Além dos ataques, a presença de cães em ruas e rodovias representa um risco constante para o trânsito. Animais atravessando vias movimentadas podem provocar acidentes graves, colocando em perigo motoristas, motociclistas, ciclistas e os próprios animais. A situação costuma se agravar durante a noite, quando a baixa visibilidade dificulta a percepção dos condutores.
Para tentar minimizar esses riscos, o projeto prevê que os animais em situação de rua recebam coleiras confeccionadas com material resistente e dotadas de elementos refletivos. O objetivo é tornar os cães mais visíveis em condições de pouca iluminação, reduzindo a ocorrência de atropelamentos e outros incidentes.
Pela proposta, a instalação das coleiras ficará a cargo de entidades de proteção animal, organizações da sociedade civil, clínicas veterinárias parceiras, universidades que possuam cursos de Medicina Veterinária e programas desenvolvidos em parceria com o poder público.
Um dos pontos destacados pelo deputado Marcelo Rangel é que a iniciativa não deverá gerar impacto financeiro direto aos cofres estaduais. A execução poderá ocorrer por meio de doações, parcerias com empresas do setor pet, convênios com universidades e ações voluntárias promovidas por entidades ligadas à causa animal.
Segundo o parlamentar, a medida representa uma alternativa simples e de baixo custo para enfrentar um problema que afeta tanto a segurança pública quanto o bem-estar animal.
“Uma coleira refletiva pode parecer um detalhe, mas pode salvar vidas. Nossa proposta busca proteger os animais de rua, reduzir acidentes e incentivar uma ação conjunta entre o poder público e a sociedade em favor da causa animal”, afirmou.
A proposta também pretende estimular a participação de instituições de ensino e organizações não governamentais em ações voltadas ao controle populacional e à proteção dos animais abandonados.
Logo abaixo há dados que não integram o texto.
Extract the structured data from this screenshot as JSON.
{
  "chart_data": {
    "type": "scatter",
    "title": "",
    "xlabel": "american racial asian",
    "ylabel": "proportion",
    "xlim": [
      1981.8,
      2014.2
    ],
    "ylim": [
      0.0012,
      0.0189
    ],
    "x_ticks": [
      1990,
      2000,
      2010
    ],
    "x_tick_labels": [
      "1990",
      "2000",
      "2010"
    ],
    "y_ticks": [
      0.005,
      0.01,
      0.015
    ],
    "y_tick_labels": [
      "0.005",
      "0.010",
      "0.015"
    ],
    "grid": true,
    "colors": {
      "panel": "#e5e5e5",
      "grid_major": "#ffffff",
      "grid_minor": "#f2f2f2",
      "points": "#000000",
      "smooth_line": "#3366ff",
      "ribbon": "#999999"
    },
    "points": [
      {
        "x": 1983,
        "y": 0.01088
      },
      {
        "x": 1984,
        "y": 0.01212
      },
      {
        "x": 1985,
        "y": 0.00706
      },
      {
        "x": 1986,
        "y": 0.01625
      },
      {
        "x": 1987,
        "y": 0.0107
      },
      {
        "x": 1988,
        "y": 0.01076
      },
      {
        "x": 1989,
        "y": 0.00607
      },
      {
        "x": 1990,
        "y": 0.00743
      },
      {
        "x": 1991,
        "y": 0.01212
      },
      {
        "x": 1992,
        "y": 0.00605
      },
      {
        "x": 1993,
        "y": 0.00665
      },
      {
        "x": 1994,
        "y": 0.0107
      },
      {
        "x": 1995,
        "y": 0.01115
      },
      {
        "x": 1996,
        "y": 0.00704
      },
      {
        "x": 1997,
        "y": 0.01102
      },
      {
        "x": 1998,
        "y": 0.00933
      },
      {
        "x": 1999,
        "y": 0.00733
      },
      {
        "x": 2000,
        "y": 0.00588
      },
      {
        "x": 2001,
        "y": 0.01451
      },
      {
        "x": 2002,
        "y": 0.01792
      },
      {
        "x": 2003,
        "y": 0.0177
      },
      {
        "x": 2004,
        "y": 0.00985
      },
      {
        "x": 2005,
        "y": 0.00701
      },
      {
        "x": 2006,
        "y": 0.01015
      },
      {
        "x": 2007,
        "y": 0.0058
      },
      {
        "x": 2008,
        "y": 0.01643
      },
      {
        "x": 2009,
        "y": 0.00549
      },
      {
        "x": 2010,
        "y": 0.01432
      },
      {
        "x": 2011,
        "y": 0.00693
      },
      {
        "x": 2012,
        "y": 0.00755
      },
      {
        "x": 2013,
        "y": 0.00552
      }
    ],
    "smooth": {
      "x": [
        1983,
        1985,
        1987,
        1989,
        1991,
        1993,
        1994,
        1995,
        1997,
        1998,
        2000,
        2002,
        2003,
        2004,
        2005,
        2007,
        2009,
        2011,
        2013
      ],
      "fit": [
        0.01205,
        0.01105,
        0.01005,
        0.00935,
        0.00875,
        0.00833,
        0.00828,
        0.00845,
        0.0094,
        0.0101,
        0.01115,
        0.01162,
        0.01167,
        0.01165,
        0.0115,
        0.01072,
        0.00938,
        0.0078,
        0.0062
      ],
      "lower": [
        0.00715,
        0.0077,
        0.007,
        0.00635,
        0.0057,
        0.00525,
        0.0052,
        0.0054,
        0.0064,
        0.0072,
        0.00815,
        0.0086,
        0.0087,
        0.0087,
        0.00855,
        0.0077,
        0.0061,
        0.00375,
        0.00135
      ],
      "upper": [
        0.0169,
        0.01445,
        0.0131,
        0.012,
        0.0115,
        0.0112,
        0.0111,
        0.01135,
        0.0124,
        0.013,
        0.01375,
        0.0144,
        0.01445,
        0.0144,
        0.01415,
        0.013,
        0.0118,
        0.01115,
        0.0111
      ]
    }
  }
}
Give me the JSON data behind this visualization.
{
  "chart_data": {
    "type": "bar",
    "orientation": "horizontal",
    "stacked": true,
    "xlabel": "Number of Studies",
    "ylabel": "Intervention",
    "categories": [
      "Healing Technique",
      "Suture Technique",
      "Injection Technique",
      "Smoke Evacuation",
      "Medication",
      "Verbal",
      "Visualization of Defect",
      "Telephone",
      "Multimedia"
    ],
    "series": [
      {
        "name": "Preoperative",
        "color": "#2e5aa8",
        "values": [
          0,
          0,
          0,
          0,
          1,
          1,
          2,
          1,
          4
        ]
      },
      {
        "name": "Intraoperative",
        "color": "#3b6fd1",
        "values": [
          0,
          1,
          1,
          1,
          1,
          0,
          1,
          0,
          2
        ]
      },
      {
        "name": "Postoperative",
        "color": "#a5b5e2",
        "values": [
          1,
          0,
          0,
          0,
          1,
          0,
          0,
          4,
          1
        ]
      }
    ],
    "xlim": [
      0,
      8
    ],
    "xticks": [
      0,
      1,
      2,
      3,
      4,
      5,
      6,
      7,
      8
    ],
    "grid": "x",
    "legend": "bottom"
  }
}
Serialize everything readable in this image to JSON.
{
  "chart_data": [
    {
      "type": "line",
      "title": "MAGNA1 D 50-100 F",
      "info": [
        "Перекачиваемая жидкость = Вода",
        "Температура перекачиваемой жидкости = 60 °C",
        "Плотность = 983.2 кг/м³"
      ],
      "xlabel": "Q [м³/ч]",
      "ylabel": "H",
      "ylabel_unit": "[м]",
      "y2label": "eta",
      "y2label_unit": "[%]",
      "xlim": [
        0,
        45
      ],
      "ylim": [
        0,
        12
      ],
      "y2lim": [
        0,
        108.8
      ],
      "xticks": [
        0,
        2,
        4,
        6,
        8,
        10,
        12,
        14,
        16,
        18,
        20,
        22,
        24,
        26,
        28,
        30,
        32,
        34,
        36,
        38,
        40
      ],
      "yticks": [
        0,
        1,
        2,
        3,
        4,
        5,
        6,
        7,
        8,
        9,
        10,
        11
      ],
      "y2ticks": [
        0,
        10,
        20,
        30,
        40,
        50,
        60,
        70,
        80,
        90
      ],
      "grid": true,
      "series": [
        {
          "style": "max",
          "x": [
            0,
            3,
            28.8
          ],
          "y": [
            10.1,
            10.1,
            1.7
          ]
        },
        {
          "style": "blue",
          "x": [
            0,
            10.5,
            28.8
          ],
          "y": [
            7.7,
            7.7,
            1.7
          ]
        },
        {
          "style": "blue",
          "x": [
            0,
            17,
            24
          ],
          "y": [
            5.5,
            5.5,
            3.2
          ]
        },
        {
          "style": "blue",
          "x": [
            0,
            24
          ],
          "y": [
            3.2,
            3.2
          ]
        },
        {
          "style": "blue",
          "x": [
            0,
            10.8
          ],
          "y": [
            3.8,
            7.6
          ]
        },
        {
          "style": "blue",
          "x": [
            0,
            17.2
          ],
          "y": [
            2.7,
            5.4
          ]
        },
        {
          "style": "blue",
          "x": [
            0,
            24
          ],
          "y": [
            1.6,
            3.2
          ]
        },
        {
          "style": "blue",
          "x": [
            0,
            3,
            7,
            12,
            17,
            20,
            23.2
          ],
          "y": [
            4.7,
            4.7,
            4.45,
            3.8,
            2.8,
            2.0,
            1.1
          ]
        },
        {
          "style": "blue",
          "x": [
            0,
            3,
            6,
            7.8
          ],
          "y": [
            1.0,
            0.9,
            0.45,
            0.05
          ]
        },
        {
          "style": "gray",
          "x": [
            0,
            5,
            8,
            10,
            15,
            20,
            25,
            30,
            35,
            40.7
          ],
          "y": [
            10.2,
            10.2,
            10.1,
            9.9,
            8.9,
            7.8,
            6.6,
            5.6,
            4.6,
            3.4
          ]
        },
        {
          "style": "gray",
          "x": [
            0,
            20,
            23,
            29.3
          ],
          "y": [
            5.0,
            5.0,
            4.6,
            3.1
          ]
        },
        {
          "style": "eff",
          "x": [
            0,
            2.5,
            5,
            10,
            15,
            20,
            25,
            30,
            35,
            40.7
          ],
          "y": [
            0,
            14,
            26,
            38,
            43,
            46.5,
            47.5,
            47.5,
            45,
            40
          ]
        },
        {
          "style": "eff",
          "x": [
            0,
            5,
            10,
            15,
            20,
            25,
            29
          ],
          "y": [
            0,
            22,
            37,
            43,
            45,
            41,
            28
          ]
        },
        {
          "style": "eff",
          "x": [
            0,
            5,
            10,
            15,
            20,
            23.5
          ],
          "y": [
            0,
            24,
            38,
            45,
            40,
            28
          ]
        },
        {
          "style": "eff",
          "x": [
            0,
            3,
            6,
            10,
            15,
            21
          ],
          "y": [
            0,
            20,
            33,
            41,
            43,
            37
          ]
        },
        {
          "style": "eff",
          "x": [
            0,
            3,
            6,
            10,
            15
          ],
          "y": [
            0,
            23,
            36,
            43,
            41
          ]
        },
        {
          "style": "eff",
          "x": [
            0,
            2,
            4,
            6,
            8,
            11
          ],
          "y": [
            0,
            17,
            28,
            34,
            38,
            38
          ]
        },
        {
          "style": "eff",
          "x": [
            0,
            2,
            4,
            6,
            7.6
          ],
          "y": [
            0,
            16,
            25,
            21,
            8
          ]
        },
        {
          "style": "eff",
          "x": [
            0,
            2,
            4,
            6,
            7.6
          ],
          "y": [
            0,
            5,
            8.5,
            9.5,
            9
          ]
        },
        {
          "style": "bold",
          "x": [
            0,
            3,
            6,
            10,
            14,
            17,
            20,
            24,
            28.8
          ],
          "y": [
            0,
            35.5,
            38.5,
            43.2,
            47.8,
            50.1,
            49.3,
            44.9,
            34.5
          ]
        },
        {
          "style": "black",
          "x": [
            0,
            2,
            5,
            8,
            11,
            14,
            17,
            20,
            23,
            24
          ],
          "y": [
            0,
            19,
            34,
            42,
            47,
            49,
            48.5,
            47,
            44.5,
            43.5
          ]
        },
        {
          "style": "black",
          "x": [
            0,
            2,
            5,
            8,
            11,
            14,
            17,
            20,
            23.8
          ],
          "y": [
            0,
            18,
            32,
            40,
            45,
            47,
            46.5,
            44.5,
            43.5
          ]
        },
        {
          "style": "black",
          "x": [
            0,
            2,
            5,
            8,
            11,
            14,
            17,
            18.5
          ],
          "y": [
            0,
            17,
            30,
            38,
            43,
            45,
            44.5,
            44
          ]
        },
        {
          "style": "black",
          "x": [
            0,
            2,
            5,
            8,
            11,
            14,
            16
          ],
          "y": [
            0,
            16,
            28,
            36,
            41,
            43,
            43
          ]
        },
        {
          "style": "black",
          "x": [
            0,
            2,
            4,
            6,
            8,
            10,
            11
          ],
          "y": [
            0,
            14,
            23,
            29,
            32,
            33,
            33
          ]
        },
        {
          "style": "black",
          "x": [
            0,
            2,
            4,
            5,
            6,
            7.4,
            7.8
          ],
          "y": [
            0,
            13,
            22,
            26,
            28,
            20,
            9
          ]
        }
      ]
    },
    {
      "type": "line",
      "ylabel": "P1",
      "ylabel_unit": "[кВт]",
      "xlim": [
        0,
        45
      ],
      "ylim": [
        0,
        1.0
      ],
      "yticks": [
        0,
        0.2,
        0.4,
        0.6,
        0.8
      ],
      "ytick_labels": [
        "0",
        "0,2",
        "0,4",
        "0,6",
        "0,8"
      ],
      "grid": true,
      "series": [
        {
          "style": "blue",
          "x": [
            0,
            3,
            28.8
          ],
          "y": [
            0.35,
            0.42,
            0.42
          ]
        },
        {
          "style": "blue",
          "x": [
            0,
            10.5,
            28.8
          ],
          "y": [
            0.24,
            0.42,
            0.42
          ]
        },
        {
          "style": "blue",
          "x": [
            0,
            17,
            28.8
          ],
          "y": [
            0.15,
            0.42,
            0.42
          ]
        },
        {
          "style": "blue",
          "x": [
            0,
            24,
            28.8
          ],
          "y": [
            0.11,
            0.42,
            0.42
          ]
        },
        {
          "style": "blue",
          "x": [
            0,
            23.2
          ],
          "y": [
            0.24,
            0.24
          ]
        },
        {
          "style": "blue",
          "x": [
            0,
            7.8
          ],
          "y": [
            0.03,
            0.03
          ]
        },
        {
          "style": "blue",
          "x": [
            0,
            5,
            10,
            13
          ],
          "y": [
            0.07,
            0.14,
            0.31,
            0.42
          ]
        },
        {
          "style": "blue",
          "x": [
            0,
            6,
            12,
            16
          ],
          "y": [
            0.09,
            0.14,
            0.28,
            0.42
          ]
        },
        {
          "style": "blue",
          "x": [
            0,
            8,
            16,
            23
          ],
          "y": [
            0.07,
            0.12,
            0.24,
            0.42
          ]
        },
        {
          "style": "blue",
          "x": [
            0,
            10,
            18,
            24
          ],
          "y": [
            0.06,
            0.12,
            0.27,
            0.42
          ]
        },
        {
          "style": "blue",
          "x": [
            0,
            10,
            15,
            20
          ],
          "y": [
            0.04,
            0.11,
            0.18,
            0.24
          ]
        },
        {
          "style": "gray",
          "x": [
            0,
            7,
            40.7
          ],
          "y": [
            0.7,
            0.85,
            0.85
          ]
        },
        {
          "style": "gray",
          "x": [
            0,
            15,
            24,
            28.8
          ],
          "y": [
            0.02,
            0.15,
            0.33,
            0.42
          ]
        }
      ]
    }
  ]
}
Para especialistas da área, medidas de identificação visual podem contribuir para reduzir acidentes, mas precisam ser acompanhadas por políticas permanentes de castração, adoção responsável e combate ao abandono.
O texto do projeto autoriza ainda o Poder Executivo a regulamentar a futura legislação, definindo os padrões das coleiras e os procedimentos para sua utilização. Antes de se tornar lei, a proposta passará pela análise das comissões temáticas da Assembleia Legislativa e posteriormente será submetida à votação em plenário.
Enquanto o debate avança no Legislativo, o aumento das ocorrências envolvendo cães soltos segue como um desafio para municípios paranaenses, especialmente em cidades de médio e grande porte, onde a presença de animais abandonados nas ruas continua sendo motivo de preocupação para moradores e autoridades.